So weight problems are now officially a disease and, hence, covered by medicaire. It's about time! Our nutritional environment is easily as polluted as the our air and it seems a bit naive to think people can routinely navigate the available offerings (not to mention withstand the marketing) sufficiently well to eat healthy. I offer myself as an example. I am a reasonably intelligent person who knows quite a bit about nutrition (for a layman), but I find it challenging to eat a healthy diet.
It is becoming increasingly clear that weight problems are driven in large measure by physiological factors. Here are a couple: (1) Eating high carb foods innundates our cells with insulin, making them increasingly insulin resistant, causing us to crave more high carb foods; (2) One of the hormones (I forget which) which makes us feel hungry spikes in overweight people during the day (when they can eat), but spikes in "skinny" folks at night (when they sleep through it).
On the flip side, those who oppose using tax dollars to cover weight problems say that being overweight is a matter of free choice. Since being overweight is a matter of free choice, they say, it shouldn't fall to the taxpayers to cover the costs of weight loss programs.
Now, according to compatibilists (as I understand things), these two claims about weight problems are compatible: one can consistently maintain that weight problems are physically (physiologically) determined AND that they are the result of free choice. Suppose that all of this is true. How then are we to adjudicate the health care issue? The only way I can see to resolve the issue is to be utilitarian: if the benefits of covering weight problems out weight the costs (according to some measure of costs/benefits), then cover the problems; otherwise don't. Is this right? Does compatiblism entail utilitarianism wrt public decision making?
Hmmm. Casting this as a conflict between physiological determinism and free will sounds pretty strong--or, at least, it sounds like it you've got a pretty strong notion of "free will" going. For instance, whether a guy can grow a beard or not certainly depends upon physiological factors, and those factors vary from man to man. But that doesn't mean that there isn't an element of choice involved in keeping the chin clean; it just means that some of us have work harder to keep it clear of underbrush.
Keeping the beard under control, of course, is a lot easier than keeping the weight off, largely because there's a straightforward and easily understood method for the former but not for the latter. Keeping this in mind while sidling over to the topic of public policy, might it not be a good idea to keep from extending government programs until we understand the science of diet better and can better target and serve those whose exercise of choice is severely constrained by their uncooperative constitutions? That, of course, is a utilitarian argument of a different sort: a prudential claim that while we are still relatively ignorant we should husband resources rather than risk wasting too many.
Posted by: J | July 26, 2004 at 09:03 PM
Hi Marc
You mention an argument to the effect that, since people are overweight by choice, they should not be bailed out of their health problems by the taxpayers. The argument is severely underdeveloped as it stands. But it seems to me that (i) it would, if sound, constitute one way of settling the relevant policy question (ii) it is not a utilitarian argument (iii) there is no obvious reason that the compatibilist cannot make this argument. You presumably would not have mentioned the argument unless you thought the argument was somewhat persuasive--at least persuasive enough to be worthy of consideration. So it seems to me that there is an argument that you find somewhat interesting or plausible--the very argument that you mention--which is open to the compatibilist, which is not a utilitarian argument, and which would settle the relevant policy question. So it seems that you should not say that compatibilism entails utilitarianism about matters of public policy.
Chad
Posted by: chad | July 30, 2004 at 09:27 PM
Seems to me like two issues, (1) compatiblism / incompatiblism and, (2) what sort of moral theory "we" ought to base health policy decisions on [= the most defensible theory? = the true theory?] are quite separate.

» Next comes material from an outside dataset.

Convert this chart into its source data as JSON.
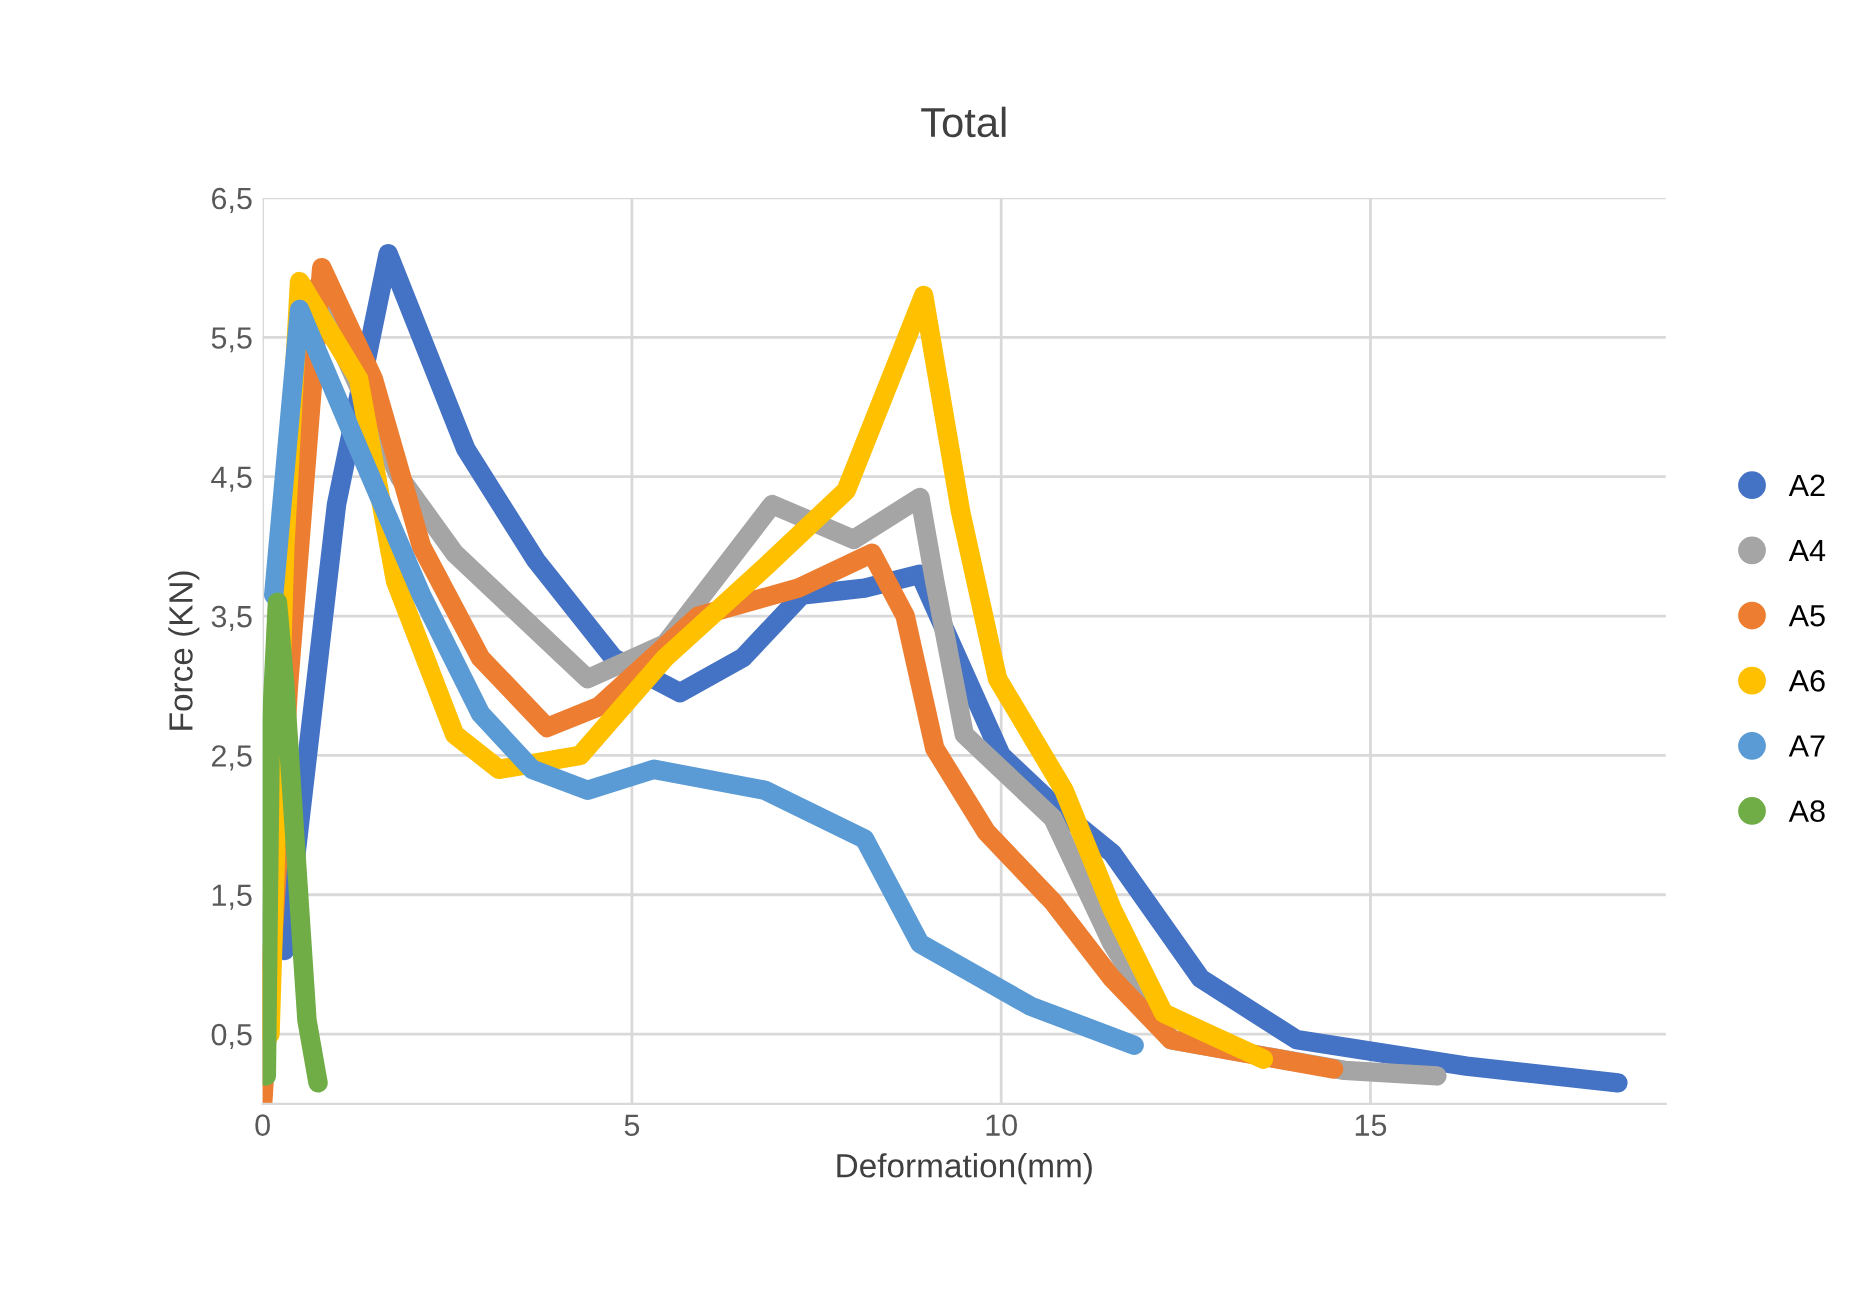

The only connection I can see is that they both (this isn't often as noticed in the ethics case; Ish Haji has written interesting stuff on this though) often depend on some conception of an "alternative" or "option" or presuppose that one "can" do other than what one does. Consequentialisms tend to build that into their theory: this action is wrong, in part, BECAUSE there was another one "available" that would have brought about more good.
So perhaps how one's understandings of the modalities involved in free will (or lack of) should be the same for the modalities of moral judgments.
Also, it's not eating merely "high carb foods" simpliciter that can lead to problems. Rather it's eating SIMPLE, REFINED carbohydrates like white bread and other highly processed foods that's the problem. Whole grains, vegetables and fruits (among other foods) are carbohydrates (they're not fats, they're not proteins..), but they are COMPLEX carbs, take a long time to digest and so don't result in the insulin spikes, etc.